Sebanyak 4.000 orang yang telah membaca postingan tersebut. Akibatnya, warga setempat menjadi resah. Padahal kabar tersebut ia dapatkan dari saudaranya. Karena kebenaraannya tidak bisa dibuktikan, akhirnya polisi mengamankan ibu tersebut atas dugaan penyebaran berita bohong.
Hoax tidak hanya disebarkan oleh masyarakat sipil saja. Politikus juga sering menyebarkan berita bohong. Salah satu contoh paling populer adalah Donald Trump. Pada 2017, Trump dianugrahi penghargaan Lie of The Year 2017. Gelar tersebut sangat cocok disematkan kepadanya, mengingat Trump banyak menyebarkan berita palsu.
Belum tiga tahun menjabat sebagai presiden, menurut catatan The Washington Post Fact Checker, Trump telah mengutarakan 10.000 hoax. Saking seringnya ia menyebarkan klaim-klaim palsu, pada 26 Mei 2020 Twitter memberikan tanda berita bohong pada cuitan Trump.

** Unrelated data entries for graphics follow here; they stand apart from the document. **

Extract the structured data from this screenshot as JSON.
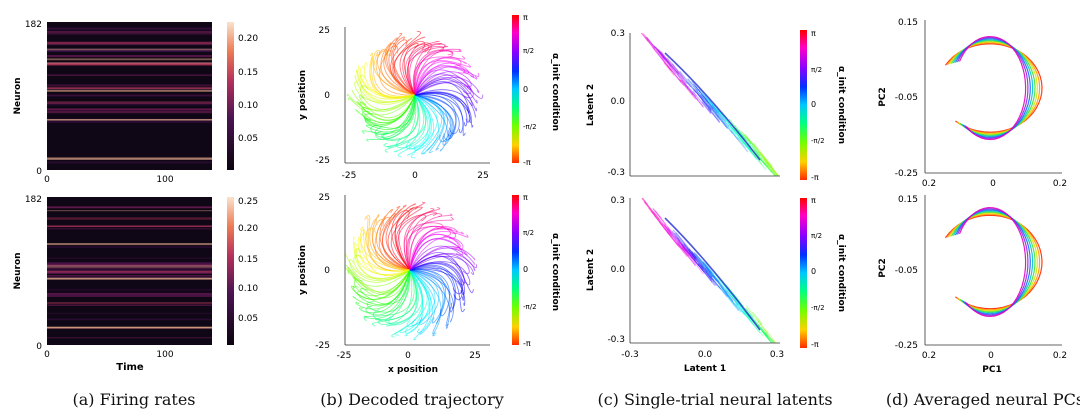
{
  "captions": {
    "a": "(a) Firing rates",
    "b": "(b) Decoded trajectory",
    "c": "(c) Single-trial neural latents",
    "d": "(d) Averaged neural PCs"
  },
  "colors": {
    "heat_dark": "#100716",
    "heat_mid": "#b3305c",
    "heat_bright": "#f6c9a5",
    "axis": "#222222"
  },
  "chart_data": [
    {
      "panel": "a-top",
      "type": "heatmap",
      "xlabel": "",
      "ylabel": "Neuron",
      "y_ticks": [
        "182",
        "0"
      ],
      "x_ticks": [
        "0",
        "100"
      ],
      "colorbar_ticks": [
        "0.20",
        "0.15",
        "0.10",
        "0.05"
      ],
      "colorbar_range": [
        0,
        0.22
      ]
    },
    {
      "panel": "a-bottom",
      "type": "heatmap",
      "xlabel": "Time",
      "ylabel": "Neuron",
      "y_ticks": [
        "182",
        "0"
      ],
      "x_ticks": [
        "0",
        "100"
      ],
      "colorbar_ticks": [
        "0.25",
        "0.20",
        "0.15",
        "0.10",
        "0.05"
      ],
      "colorbar_range": [
        0,
        0.27
      ]
    },
    {
      "panel": "b-top",
      "type": "line",
      "xlabel": "",
      "ylabel": "y position",
      "x_ticks": [
        "-25",
        "0",
        "25"
      ],
      "y_ticks": [
        "25",
        "0",
        "-25"
      ],
      "xlim": [
        -30,
        30
      ],
      "ylim": [
        -27,
        27
      ],
      "colorbar_label": "α_init condition",
      "colorbar_ticks": [
        "π",
        "π/2",
        "0",
        "-π/2",
        "-π"
      ]
    },
    {
      "panel": "b-bottom",
      "type": "line",
      "xlabel": "x position",
      "ylabel": "y position",
      "x_ticks": [
        "-25",
        "0",
        "25"
      ],
      "y_ticks": [
        "25",
        "0",
        "-25"
      ],
      "xlim": [
        -30,
        30
      ],
      "ylim": [
        -27,
        27
      ],
      "colorbar_label": "α_init condition",
      "colorbar_ticks": [
        "π",
        "π/2",
        "0",
        "-π/2",
        "-π"
      ]
    },
    {
      "panel": "c-top",
      "type": "scatter",
      "xlabel": "",
      "ylabel": "Latent 2",
      "y_ticks": [
        "0.3",
        "0.0",
        "-0.3"
      ],
      "x_ticks": [],
      "colorbar_label": "α_init condition",
      "colorbar_ticks": [
        "π",
        "π/2",
        "0",
        "-π/2",
        "-π"
      ]
    },
    {
      "panel": "c-bottom",
      "type": "scatter",
      "xlabel": "Latent 1",
      "ylabel": "Latent 2",
      "y_ticks": [
        "0.3",
        "0.0",
        "-0.3"
      ],
      "x_ticks": [
        "-0.3",
        "0.0",
        "0.3"
      ],
      "colorbar_label": "α_init condition",
      "colorbar_ticks": [
        "π",
        "π/2",
        "0",
        "-π/2",
        "-π"
      ]
    },
    {
      "panel": "d-top",
      "type": "line",
      "xlabel": "",
      "ylabel": "PC2",
      "y_ticks": [
        "0.15",
        "-0.05",
        "-0.25"
      ],
      "x_ticks": [
        "0.2",
        "0",
        "0.2"
      ]
    },
    {
      "panel": "d-bottom",
      "type": "line",
      "xlabel": "PC1",
      "ylabel": "PC2",
      "y_ticks": [
        "0.15",
        "-0.05",
        "-0.25"
      ],
      "x_ticks": [
        "0.2",
        "0",
        "0.2"
      ]
    }
  ]
}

Dikutip dari Suara.com, untuk pertama kalinya posting-an Trump mendapat tanda khusus di bawah kicauannya dengan tulisan “Get the fact about the mail-in-ballots”. Pasalnya, ia menuduh pengiriman surat suara menggunakan mail-in ballots atau pos akan menimbulkan kecurangan untuk pemilihan presiden nanti.
Mengapa Post-Truth Bisa Merebak di Masyarakat?
Sebuah studi yang dilakukan oleh peneliti Massachusetts Institute of Technology (MIT) mengungkapkan bahwa berita bohong 70% lebih banyak disebarkan melalui twitter. Menariknya studi ini menemukan fenomena yang baru. Alih-alih berita palsu disebarluaskan oleh bot, hoax ternyata lebih cepat menyebar karena pengguna twitter ramai-ramai meritwitnya.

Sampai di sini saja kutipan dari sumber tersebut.